Abstract: Monodehydroascorbate radical (MDA) was determined in leaf segments of several plant species using electron paramagnetic resonance spectrometry. When the leaves were young and healthy, MDA was often below detection level in both the light and dark. However, in senescent leaves, higher levels of MDA were observed in the light than in the dark. After removal of ascorbate by infiltration of such leaves with ascorbate oxidase, dark-signals of MDA did not disappear; thus the apoplast was not a major source of MDA in the dark. Methylviologen induced high levels of light-depende nt MDA, indicating the participation of the photoproduced superoxide and the hydrogen peroxide derived from the superoxide in the production of MDA in chloroplasts. The photoproduction of MDA was greatly enhanced by intense light, water stress, and suppression of the photosynthetic reactions due to either infiltration or cyanide. Thus, MDA is a sensitive endogeneous probe of oxidative stress in leaf tissues in the sense that increased MDA levels indicate either increased oxidation of ascorbate or decreased efficiency of ascorbate regeneration, or a combination of both.
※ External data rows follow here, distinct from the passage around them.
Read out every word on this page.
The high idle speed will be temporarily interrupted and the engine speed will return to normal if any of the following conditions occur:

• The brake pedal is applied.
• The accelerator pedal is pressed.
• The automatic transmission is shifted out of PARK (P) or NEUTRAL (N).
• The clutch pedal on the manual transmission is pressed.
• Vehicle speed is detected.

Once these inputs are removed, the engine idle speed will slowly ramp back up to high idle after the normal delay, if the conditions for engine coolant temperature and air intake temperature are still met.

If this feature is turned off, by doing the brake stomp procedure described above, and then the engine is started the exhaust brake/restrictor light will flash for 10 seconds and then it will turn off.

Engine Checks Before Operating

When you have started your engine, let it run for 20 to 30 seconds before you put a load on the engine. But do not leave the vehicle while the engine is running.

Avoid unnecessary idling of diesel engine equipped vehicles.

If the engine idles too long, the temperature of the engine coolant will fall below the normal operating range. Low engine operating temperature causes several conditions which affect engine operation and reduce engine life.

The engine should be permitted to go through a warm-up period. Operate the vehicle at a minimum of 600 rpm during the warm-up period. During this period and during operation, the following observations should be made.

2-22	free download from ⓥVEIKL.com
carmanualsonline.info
A Possible Mechanism for the Oxidation of Sinapyl Alcohol by Peroxidase-Dependent Reactions in the Apoplast : Enhancement of the Oxidation by Hydroxycinnamic Acids and Components of the Apoplast

Abstract: Apoplastic peroxidase isoenzymes from stems of Nicotiana tabacum rapidly oxidized sinapic acid and sinapyl alcohol, in addition to 4-coumaric acid, ferulic acid and coniferyl alcohol. By contrast, the peroxidase isoenzymes from stems of Vigna angularis oxidized sinapic acid and sinapyl alcohol quite slowly but rapidly oxidized compounds with a 4-hydroxyphenyl or a guaiacyl group. However, the oxidation of sinapyl alcohol was greatly enhanced by 4-coumaric acid, ferulic acid and an ester of ferulic acid. Intercellular washing fluid of V. angularis, which contained apoplastic components, also enhanced the oxidation of sinapyl alcohol. Based on these results, a possible mechanism for the oxidation of sinapyl alcohol is discussed on the assumption that the biosynthesis of lignin proceeds mainly via peroxidases which cannot oxidize sinapyl alcohol in V. angularis.